For some reason she wanted to fight going into his arms again, but he would overcome her resistance. Rushing her wasn’t going to work, he’d tried that in the back room at the store. So he’d settled on seduction. By sweet treats, by sweet words, by whatever damn thing necessary, he was going to get her naked and him inside her again.

Bare to bare.

Battling his Bailey-lust the past couple of days had only been making things worse for him and everyone who came in contact with him. The tension he’d vowed to uncoil this Christmas had instead only been wrapping tighter. He’d nearly clocked the receptionist at Gram’s oncologist’s that morning.

Don’t tell him the holiday season was a bad time to be terminally ill.

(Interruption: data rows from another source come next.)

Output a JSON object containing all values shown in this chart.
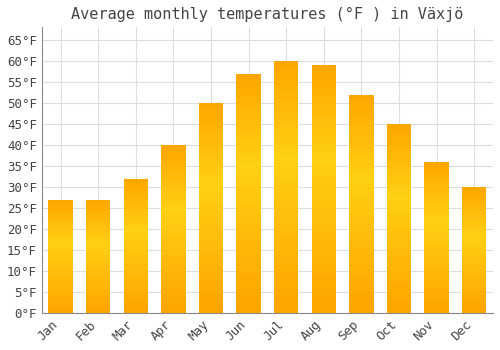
{
  "title": "Average monthly temperatures (°F ) in Växjö",
  "months": [
    "Jan",
    "Feb",
    "Mar",
    "Apr",
    "May",
    "Jun",
    "Jul",
    "Aug",
    "Sep",
    "Oct",
    "Nov",
    "Dec"
  ],
  "values": [
    27,
    27,
    32,
    40,
    50,
    57,
    60,
    59,
    52,
    45,
    36,
    30
  ],
  "bar_color": "#FFA500",
  "bar_color_top": "#FFD050",
  "background_color": "#FFFFFF",
  "grid_color": "#DDDDDD",
  "ylim": [
    0,
    68
  ],
  "yticks": [
    0,
    5,
    10,
    15,
    20,
    25,
    30,
    35,
    40,
    45,
    50,
    55,
    60,
    65
  ],
  "title_fontsize": 11,
  "tick_fontsize": 9,
  "text_color": "#444444"
}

Bailey stretched high, taking his mind off everything but her, as she reached to place the ornament in her hand near the top of the tree. Finn remembered the balance beam her stepfather had built for her in her backyard. He’d watch from his side of the hedge as she practiced, fascinated by the grace in her flips and turns. Fascinated by the slender line of her strong legs and the way the sun caught in her blond hair. Bailey then.

Bailey now. A woman.

As if sensing his thoughts, she looked down at him. Their gazes met, and deep inside him, at his center, there was a shift, like something fallen over finally rerighting itself.

“What?” Bailey asked, and when he didn’t answer, a puzzled smile took over her face. “What?

It was the attraction, Finn told himself, pulling the bakery box closer to his chest. That’s all. His need for sex moving from his groin outward.

“Finn?”

“Get down from there,” he ordered softly.

Her body twitched, swaying a little on the ladder.

He reached her in one stride, steadying her with his hand on her thigh. The top of his head reached her hips. “Be careful.”

She stared at his hand on her leg. “Don’t you get it? I’m trying, I’m trying.”

“Then come on down, sweetheart.” He squeezed her denim-covered flesh.

Her gaze didn’t leave his hand. “I, uh, think we should talk.”